Bob White was probably the greatest union leader since C.S.Jackson. No nonsense guy. When Bob was negotiating for the UAW, or later the CAW, nobody ever made the mistake of thinking that the bosses and the workers were going to be sitting around the campfire singing Kum-by-ya together anytime soon.
So I dispatch the first round of feeder-raiding squirrels, and I realize that other squirrels, just waiting in the shadows, come zooming in to take their place. I take care of them, and there's another wave. And another.

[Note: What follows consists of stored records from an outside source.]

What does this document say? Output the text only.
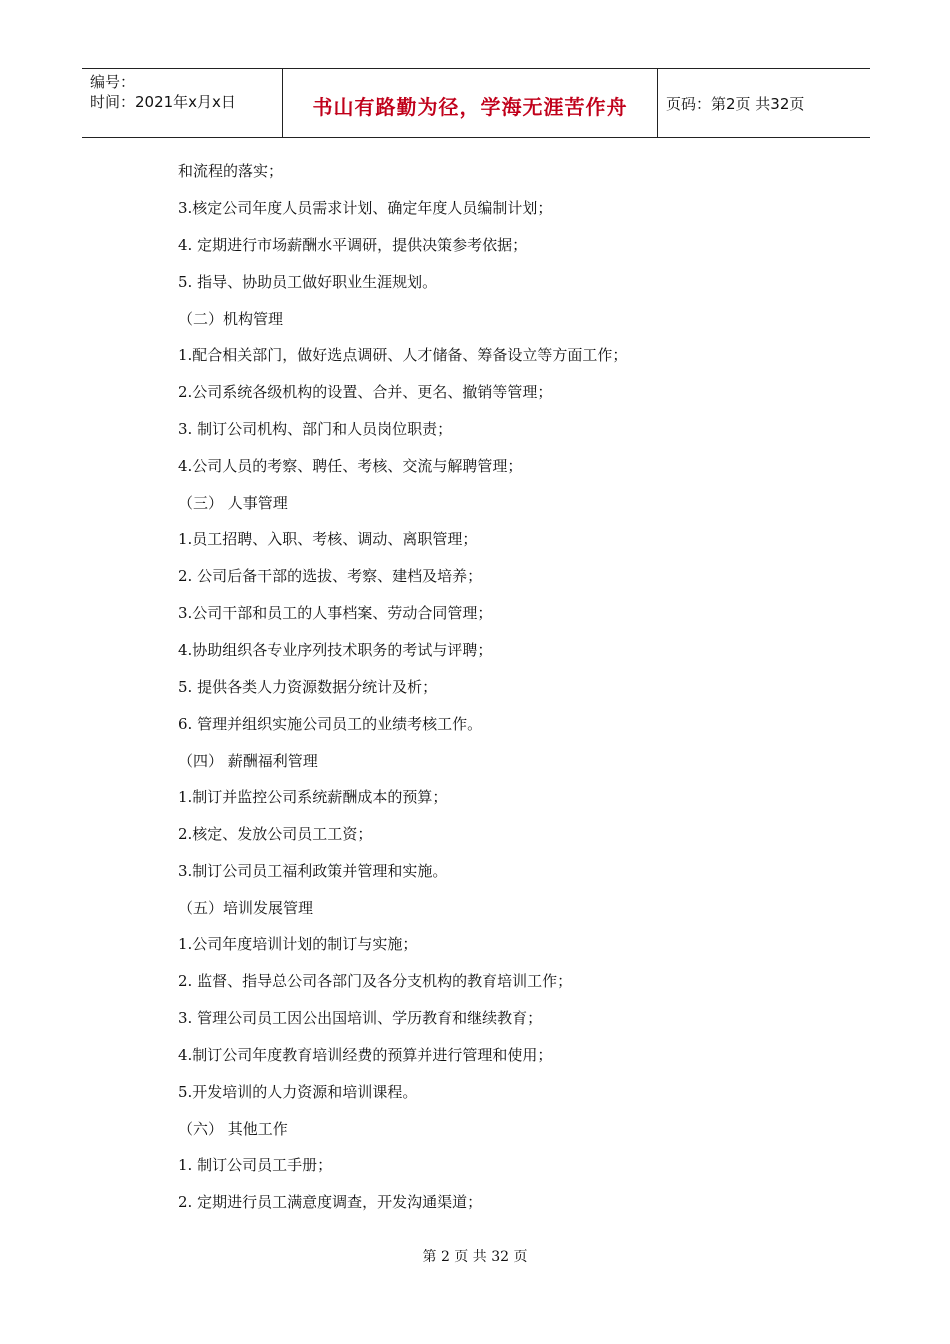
编号：
时间：2021年x月x日	书山有路勤为径，学海无涯苦作舟	页码：第2页 共32页
和流程的落实；
3.核定公司年度人员需求计划、确定年度人员编制计划；
4. 定期进行市场薪酬水平调研，提供决策参考依据；
5. 指导、协助员工做好职业生涯规划。
（二）机构管理
1.配合相关部门，做好选点调研、人才储备、筹备设立等方面工作；
2.公司系统各级机构的设置、合并、更名、撤销等管理；
3. 制订公司机构、部门和人员岗位职责；
4.公司人员的考察、聘任、考核、交流与解聘管理；
（三） 人事管理
1.员工招聘、入职、考核、调动、离职管理；
2. 公司后备干部的选拔、考察、建档及培养；
3.公司干部和员工的人事档案、劳动合同管理；
4.协助组织各专业序列技术职务的考试与评聘；
5. 提供各类人力资源数据分统计及析；
6. 管理并组织实施公司员工的业绩考核工作。
（四） 薪酬福利管理
1.制订并监控公司系统薪酬成本的预算；
2.核定、发放公司员工工资；
3.制订公司员工福利政策并管理和实施。
（五）培训发展管理
1.公司年度培训计划的制订与实施；
2. 监督、指导总公司各部门及各分支机构的教育培训工作；
3. 管理公司员工因公出国培训、学历教育和继续教育；
4.制订公司年度教育培训经费的预算并进行管理和使用；
5.开发培训的人力资源和培训课程。
（六） 其他工作
1. 制订公司员工手册；
2. 定期进行员工满意度调查，开发沟通渠道；
第 2 页 共 32 页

The first act of working class resistance that I personally witnessed, I witnessed at Budd Automotive. There were eight welders working at an assembly station, two at each corner of a frame. The bumboys, unskilled labourers like me, would slap the frame parts in the jig, automated clamps would grab everything and hold it together, and these welders would weld it all up.
The automated clamps were all run off hydraulics. At each clamping cycle, which lasted about thirty seconds, one of the welders would stick the end of his mig gun into a hydraulic hose. Next cycle, the guy beside him would do the same. Enough cycles, and eventually the hydraulic hose would spring a leak and the station would be down for an hour or two. Eight welders, be they black or white or Chinese, would get a two hour break. It was a beautiful thing.
So eventually I got the squirrel problem winnowed down to one super-smart squirrel. Darwin's theory in action. But this guy is good. If you miss him on the first shot he's running zig-zag patterns to avoid the next shot. I swear he turns around and gives me the finger while he's zig-zagging away.
So I figure fuck Darwin, I'm gonna kill the furry fuck. I climb up on the roof, where I've got a downward shot at the birdfeeder. I'm peering through the scope, waiting for him to put his head up, and he's moments away from going to that big birdfeeder in the sky. Then, HOLYSHIT!!! A cross-country skier comes a-gliding through my field of vision! Then another one. And another...
Just lucky I had the scope. Without it I wouldn't have even seen the skiers! Can you imagine the newspaper headlines the next day? CARELESS HUNTER BAGS CROSS-COUNTRY SKIERS. Ya right. As if that woulda been my fault.
I eventually got the fucker with the twelve gauge, but I had to buy Herb a new bird-feeder.